As the lights went down at Sam Bailey‘s concert last night at the Orchard Theatre in her hometown of Dartford, a group of paralytic women took their seats near the back of the auditorium, two rows behind where I was sitting.

An announcement from Sam Bailey herself came over the tannoy, saying that she was raising money on this tour for the charity Rainbows Children’s Hospice who help sick children. A short video was played about the charity which was close to Sam’s heart but these women screamed, heckled and wolf whistled, very inappropriately throughout the entire thing.

Sam took the stage a few moments later and the girls spent the first few songs standing up, screaming and falling over each other until eventually everyone in that part of the auditorium turned around, and told them to sit down and be quiet.

Now, drunk people don’t really like to be told what to do and so this turned in to a screaming match between the girl, her friends and about ten other people sitting around them until eventually an Usher came over and told her she would have to leave. Eventually, as she was, let’s say ‘escorted’ from her seat by a few ushers, she began kicking and screaming and punching a few of her friends and innocent other audience members that she could reach.

She was wrestled to the floor and more people ran over to help restrain her and eventually she was taken out. I was left physically shaking in my seat just a few feet away from where this woman had been attacking random people. Despite the obvious raucous and the fact at this point no one was watching the stage, like a true professional, Sam carried on singing.

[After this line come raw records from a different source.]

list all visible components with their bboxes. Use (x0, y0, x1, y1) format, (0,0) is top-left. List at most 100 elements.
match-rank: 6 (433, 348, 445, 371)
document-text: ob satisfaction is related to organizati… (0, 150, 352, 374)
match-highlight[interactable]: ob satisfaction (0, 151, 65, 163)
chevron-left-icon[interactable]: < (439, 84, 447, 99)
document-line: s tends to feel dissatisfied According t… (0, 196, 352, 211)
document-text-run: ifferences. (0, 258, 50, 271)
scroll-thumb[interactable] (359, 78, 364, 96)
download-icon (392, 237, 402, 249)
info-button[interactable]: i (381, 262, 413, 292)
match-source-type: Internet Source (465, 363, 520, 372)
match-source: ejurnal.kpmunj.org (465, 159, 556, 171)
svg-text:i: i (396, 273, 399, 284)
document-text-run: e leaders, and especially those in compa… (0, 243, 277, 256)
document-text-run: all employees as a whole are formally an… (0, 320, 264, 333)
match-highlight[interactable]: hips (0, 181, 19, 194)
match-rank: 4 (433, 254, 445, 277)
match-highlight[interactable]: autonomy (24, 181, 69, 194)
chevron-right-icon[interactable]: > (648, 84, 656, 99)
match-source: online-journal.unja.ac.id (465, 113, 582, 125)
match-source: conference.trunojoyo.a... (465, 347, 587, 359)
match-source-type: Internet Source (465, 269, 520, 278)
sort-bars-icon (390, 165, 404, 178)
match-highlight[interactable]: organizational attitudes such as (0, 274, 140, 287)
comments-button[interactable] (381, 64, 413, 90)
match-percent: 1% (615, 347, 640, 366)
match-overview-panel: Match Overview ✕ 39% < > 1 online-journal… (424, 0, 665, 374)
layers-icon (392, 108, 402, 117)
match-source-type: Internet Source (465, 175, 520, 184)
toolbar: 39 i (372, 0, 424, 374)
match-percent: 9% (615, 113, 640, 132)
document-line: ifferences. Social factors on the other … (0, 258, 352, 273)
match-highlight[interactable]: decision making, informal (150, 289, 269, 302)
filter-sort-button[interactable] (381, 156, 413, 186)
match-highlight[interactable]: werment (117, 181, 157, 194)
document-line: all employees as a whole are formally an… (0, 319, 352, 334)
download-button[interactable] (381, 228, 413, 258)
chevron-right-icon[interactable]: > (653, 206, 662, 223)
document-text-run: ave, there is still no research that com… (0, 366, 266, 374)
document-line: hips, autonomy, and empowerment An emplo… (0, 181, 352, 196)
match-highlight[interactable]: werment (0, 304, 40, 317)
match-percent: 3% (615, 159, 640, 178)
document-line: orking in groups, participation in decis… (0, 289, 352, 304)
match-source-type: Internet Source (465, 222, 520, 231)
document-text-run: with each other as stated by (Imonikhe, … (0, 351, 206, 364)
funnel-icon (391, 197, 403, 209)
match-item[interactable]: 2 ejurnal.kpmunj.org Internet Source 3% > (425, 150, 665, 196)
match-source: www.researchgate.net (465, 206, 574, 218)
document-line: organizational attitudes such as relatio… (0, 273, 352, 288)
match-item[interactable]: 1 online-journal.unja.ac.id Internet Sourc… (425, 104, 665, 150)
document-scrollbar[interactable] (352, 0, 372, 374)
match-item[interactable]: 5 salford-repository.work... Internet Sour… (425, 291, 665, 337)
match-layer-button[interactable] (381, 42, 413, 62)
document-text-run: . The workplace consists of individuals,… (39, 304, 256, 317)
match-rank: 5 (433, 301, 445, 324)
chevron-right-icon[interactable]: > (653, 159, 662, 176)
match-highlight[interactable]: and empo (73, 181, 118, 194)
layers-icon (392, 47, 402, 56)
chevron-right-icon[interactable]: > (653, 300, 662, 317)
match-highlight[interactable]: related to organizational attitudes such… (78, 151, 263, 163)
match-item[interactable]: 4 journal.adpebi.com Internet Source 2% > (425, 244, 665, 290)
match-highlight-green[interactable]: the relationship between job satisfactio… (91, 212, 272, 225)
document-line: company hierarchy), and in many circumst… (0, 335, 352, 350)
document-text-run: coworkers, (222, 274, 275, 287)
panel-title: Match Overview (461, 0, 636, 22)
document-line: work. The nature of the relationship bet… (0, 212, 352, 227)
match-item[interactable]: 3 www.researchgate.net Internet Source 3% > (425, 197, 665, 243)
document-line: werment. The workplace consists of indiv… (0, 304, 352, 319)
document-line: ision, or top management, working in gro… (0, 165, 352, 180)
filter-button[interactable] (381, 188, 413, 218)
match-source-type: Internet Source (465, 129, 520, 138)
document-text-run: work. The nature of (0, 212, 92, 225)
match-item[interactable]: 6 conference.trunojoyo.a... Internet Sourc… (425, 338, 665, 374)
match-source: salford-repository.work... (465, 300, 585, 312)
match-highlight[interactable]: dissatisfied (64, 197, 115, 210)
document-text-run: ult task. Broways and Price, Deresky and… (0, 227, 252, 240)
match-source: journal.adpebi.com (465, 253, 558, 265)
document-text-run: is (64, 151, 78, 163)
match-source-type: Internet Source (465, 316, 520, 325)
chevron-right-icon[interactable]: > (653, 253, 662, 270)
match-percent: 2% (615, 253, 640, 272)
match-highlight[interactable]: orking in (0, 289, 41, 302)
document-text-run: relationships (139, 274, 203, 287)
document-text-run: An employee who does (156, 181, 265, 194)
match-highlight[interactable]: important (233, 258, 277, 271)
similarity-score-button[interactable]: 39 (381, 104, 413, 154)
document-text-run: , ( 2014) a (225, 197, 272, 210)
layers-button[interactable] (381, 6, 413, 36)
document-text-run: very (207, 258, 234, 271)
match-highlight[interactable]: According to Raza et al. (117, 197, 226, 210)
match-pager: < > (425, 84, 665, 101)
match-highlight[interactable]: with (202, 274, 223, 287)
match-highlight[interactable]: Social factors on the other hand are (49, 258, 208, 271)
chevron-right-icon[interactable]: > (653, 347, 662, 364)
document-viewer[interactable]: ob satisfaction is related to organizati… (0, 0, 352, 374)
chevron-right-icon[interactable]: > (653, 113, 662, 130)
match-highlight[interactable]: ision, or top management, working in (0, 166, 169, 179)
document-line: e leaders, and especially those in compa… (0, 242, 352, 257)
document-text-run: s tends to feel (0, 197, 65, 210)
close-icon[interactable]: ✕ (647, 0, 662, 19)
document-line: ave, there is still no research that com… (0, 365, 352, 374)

After the song Sam asked “are they gone now” and added “if you want to heckle this isn’t the show for you”.

About 90 minutes in to the show I had to go to the toilet and was shocked to hear the woman screaming “let me out, let me out you f**king pig” repeatedly and threatening to do some rather unsavoury things to the woman trying to calm her down. It transpired that Kent Police had been called and it seemed the woman had been locked in a room near the toilets until they arrived and was still being too aggressive to let out.

This incident made me realise we don’t really have proper security inside London theatres. There are a lot of Ushers but in a situation like this, does their job description include putting their lives in danger and wrestling a very aggressive and violent woman to the floor and restraining her? I doubt it very much. Many years ago I used to work in a supermarket and I once saw a shoplifter stealing a bottle of Vodka. He saw me and ran out of the shop, booze in hand. I didn’t run after him but later asked what I should do in that situation. Should I have confronted him and tried to stop him? “No” I was told. Because I was not insured under my job description incase something happened to me. Only security guards could chase them. So I’m guessing Ushers at the theatre probably should leave it to the trained security professionals to do their job.

But how many security guards are at the theatres we visit? The theatre should be a place where we feel safe and protected but sadly last night I was left shaken and very aware that in rare situations like these, is there anyone there to protect us?

Well done to the Orchard Theatre who handled the situation as best they could and I hope no audience members were too badly injured.